Comment 1 for bug 724819

Revision history for this message
Chris Rossi (chris-archimedeanco) wrote :

I've looked into this and I think I could fix this if this check were being done server side. Validation for tags is done using this regular expression:

"^[a-zA-Z0-9\-\._]+$"

This could be changed to this, which is equivalent for ascii input:

"^[\w\d\-\._]+$"

The difference is that in Python if the re.UNICODE flag is supplied, the \w and \d metacharacters match any "word" or "digit" characters as defined in Unicode, and not just ascii a-zA-Z and 0-9 respectively.

While there does seem to be an implementation of this log server side, I can't tell exactly when, if ever, it is called. In most cases the equivalent client side logic is called. This logic uses the same regular expression for validation, but per the ecmascript standard, \w and \d are not unicode-aware and match only their ascii equivalents. (Some cursory googling reveals that some browsers break the standard here and implement these as unicode-aware, but behavior is not uniform.
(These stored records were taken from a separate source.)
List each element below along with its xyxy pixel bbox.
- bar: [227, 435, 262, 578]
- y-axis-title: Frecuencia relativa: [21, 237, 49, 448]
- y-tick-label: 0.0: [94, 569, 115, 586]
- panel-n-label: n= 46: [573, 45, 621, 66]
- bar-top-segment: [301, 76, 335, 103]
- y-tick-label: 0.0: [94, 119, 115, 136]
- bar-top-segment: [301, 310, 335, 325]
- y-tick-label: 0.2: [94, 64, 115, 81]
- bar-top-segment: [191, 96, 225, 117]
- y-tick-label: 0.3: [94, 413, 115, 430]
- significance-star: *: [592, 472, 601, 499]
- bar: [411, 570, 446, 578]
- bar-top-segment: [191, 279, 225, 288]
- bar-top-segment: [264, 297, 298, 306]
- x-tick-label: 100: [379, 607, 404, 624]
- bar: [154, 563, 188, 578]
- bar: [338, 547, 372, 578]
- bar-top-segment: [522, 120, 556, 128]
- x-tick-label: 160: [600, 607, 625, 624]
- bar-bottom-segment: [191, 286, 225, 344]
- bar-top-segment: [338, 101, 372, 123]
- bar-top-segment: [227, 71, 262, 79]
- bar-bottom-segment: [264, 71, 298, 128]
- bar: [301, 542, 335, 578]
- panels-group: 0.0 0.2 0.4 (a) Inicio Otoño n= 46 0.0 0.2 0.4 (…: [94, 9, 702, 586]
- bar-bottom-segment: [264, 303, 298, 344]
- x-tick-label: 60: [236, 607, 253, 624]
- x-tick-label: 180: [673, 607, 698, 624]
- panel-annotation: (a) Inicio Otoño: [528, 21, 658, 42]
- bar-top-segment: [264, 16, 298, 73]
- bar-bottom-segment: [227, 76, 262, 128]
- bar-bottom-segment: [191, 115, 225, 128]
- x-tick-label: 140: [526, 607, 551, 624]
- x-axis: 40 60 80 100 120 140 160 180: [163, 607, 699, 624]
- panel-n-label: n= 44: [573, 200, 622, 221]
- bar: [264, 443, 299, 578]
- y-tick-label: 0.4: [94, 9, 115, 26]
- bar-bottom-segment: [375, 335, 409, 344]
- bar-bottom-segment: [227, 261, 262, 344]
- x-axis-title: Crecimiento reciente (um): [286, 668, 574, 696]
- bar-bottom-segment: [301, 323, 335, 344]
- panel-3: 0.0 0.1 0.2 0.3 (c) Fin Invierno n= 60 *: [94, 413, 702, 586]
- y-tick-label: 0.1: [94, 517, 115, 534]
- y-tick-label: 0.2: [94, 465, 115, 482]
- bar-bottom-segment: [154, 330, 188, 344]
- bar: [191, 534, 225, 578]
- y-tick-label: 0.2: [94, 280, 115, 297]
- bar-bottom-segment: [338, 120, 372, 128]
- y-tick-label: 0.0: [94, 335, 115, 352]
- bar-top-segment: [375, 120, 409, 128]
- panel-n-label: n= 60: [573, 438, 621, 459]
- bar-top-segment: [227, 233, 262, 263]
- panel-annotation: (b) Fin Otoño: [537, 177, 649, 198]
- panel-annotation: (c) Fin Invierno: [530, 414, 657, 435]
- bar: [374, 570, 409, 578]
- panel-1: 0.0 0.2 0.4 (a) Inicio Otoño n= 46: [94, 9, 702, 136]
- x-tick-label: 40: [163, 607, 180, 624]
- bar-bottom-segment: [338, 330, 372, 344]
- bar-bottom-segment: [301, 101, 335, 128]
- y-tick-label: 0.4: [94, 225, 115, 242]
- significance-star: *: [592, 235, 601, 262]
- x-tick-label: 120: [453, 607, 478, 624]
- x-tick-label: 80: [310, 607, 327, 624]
Chromium appears to follow the standard.)

I did find as a result of some Googling, this js library which claims to provide Unicode regular expressions:

http://xregexp.com/plugins/

Potentially, also, we could use a server call to do the validation and consolidate all tag validation into a single place in Python code.

Since the solution for this is going to involve the client side code, this might be a good candidate for handing to Balasz.